{"title":"Maribor Synagogue Reexamined","authors":"Janez Premk","doi":"10.3986/AHAS.V23I1.7304","DOIUrl":"https://doi.org/10.3986/AHAS.V23I1.7304","url":null,"abstract":"","PeriodicalId":38175,"journal":{"name":"Acta Historiae Artis Slovenica","volume":"95 5-6","pages":""},"PeriodicalIF":0.0,"publicationDate":"2019-03-04","publicationTypes":"Journal Article","fieldsOfStudy":null,"isOpenAccess":false,"openAccessPdf":"","citationCount":null,"resultStr":null,"platform":"Semanticscholar","paperid":"41297468","PeriodicalName":null,"FirstCategoryId":null,"ListUrlMain":null,"RegionNum":0,"RegionCategory":"","ArticlePicture":[],"TitleCN":null,"AbstractTextCN":null,"PMCID":"","EPubDate":null,"PubModel":null,"JCR":null,"JCRName":null,"Score":null,"Total":0}
{"title":"The Patron᾿s Historized Image.
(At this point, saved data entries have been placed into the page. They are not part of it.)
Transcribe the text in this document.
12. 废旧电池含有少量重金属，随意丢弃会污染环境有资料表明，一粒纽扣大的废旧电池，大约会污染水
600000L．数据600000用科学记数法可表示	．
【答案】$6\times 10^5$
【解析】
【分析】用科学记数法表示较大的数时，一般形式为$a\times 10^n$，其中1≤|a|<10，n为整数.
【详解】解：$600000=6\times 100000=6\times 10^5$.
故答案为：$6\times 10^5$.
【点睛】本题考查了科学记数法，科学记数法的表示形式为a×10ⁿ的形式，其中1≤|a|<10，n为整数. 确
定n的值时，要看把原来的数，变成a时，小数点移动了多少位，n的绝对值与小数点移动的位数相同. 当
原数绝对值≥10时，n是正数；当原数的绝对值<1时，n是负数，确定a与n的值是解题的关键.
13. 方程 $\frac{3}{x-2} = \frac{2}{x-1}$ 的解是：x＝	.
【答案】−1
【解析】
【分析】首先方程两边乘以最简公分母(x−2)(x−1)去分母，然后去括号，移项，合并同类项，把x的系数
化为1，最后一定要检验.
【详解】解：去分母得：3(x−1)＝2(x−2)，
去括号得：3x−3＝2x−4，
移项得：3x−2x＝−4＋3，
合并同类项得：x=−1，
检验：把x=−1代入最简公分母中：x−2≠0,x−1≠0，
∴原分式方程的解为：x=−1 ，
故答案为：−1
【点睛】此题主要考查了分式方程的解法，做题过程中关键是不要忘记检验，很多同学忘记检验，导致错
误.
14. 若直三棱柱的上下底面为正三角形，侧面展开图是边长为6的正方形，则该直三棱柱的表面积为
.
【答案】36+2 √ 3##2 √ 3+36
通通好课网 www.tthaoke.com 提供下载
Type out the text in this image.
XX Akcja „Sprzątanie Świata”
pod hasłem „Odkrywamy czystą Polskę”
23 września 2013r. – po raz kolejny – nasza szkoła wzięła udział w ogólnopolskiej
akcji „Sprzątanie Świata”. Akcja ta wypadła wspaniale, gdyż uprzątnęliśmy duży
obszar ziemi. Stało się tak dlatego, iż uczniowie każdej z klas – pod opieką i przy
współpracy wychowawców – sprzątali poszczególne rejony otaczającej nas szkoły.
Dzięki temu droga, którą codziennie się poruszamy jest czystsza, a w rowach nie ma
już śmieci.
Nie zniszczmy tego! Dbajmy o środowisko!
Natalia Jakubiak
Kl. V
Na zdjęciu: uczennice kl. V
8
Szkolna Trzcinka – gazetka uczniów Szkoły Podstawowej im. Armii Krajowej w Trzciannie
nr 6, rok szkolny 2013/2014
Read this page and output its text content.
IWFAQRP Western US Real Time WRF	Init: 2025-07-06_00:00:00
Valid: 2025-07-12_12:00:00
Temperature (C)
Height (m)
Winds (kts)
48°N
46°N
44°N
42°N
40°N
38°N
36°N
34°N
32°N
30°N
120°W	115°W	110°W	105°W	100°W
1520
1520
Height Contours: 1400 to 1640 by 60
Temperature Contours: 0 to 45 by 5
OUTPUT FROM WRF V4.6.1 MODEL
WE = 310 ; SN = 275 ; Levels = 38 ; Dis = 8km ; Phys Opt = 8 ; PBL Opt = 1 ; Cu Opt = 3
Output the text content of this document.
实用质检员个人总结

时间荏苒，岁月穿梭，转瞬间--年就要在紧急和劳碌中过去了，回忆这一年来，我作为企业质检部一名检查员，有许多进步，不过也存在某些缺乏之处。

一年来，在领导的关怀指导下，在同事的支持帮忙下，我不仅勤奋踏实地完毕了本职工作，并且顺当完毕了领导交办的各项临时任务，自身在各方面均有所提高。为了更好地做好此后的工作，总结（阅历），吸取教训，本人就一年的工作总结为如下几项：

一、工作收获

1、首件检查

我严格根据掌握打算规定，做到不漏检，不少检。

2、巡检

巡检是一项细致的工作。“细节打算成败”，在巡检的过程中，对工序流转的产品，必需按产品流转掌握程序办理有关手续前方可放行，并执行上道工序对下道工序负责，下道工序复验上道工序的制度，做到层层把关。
Attems᾿ Family Portraits and Remp᾿s Self-Portrait in the Brežice (Rann) Castle","authors":"Barbara Murovec","doi":"10.3986/AHAS.V23I1.7320","DOIUrl":"https://doi.org/10.3986/AHAS.V23I1.7320","url":null,"abstract":"","PeriodicalId":38175,"journal":{"name":"Acta Historiae Artis Slovenica","volume":" ","pages":""},"PeriodicalIF":0.0,"publicationDate":"2019-03-04","publicationTypes":"Journal Article","fieldsOfStudy":null,"isOpenAccess":false,"openAccessPdf":"","citationCount":null,"resultStr":null,"platform":"Semanticscholar","paperid":"42376295","PeriodicalName":null,"FirstCategoryId":null,"ListUrlMain":null,"RegionNum":0,"RegionCategory":"","ArticlePicture":[],"TitleCN":null,"AbstractTextCN":null,"PMCID":"","EPubDate":null,"PubModel":null,"JCR":null,"JCRName":null,"Score":null,"Total":0}
Slavic people from South-Eastern Europe immigrated to Italy throughout the Early Modern period and organized themselves into confraternities based on common origin and language. The aim of this paper is to analyze the role of the images of the Schiavoni or Illyrian communities in Rome and in Venice in the fashioning and management of their confraternity, which played a pivotal role in the self-definition of the Schiavoni in Italy. The Scuola Dalmata dei SS. Giorgio e Trifone in Venice is mainly known for Vittore Carpaccio’s narrative cycle, relocated from the first provisory seat owned by the Venetian branch of Knights Hospitaller to the Scuola’s newly reconstructed mid-sixteenth century building. During the confraternity’s century-long existence, it continued to embellish its building: in the 17th and 18th century, the Sala superiore and the staircase leading to it were richly decorated with paintings. The church now known as San Girolamo dei Croati is the only surviving part of the complex once belonging to the Schiavoni/Illyrian confraternity in Rome. It was completely rebuilt by Sixtus V Peretti between 1586 and 1591 according to Martino Longhi the Elder’s designs and decorated extensively by a team of the so-called Sistine painters led by Giovanni Guerra. Like in Venice, the confraternity continued to embellish the church with commissions for the chapels and the hospital. These visual testimonies of programs promoted by members of the two most prominent Early Modern Schiavoni/Illyrian confraternities in Italy have never been thoroughly compared, mostly because of the obvious differences of their urban, political and artistic context. Nevertheless, shared origin, language and Catholic faith do provide a platform to discuss the notion of the “national saints” and Schiavoni strategies of differentiation from the Other in cosmopolitan urban and artistic centers of Venice and Rome.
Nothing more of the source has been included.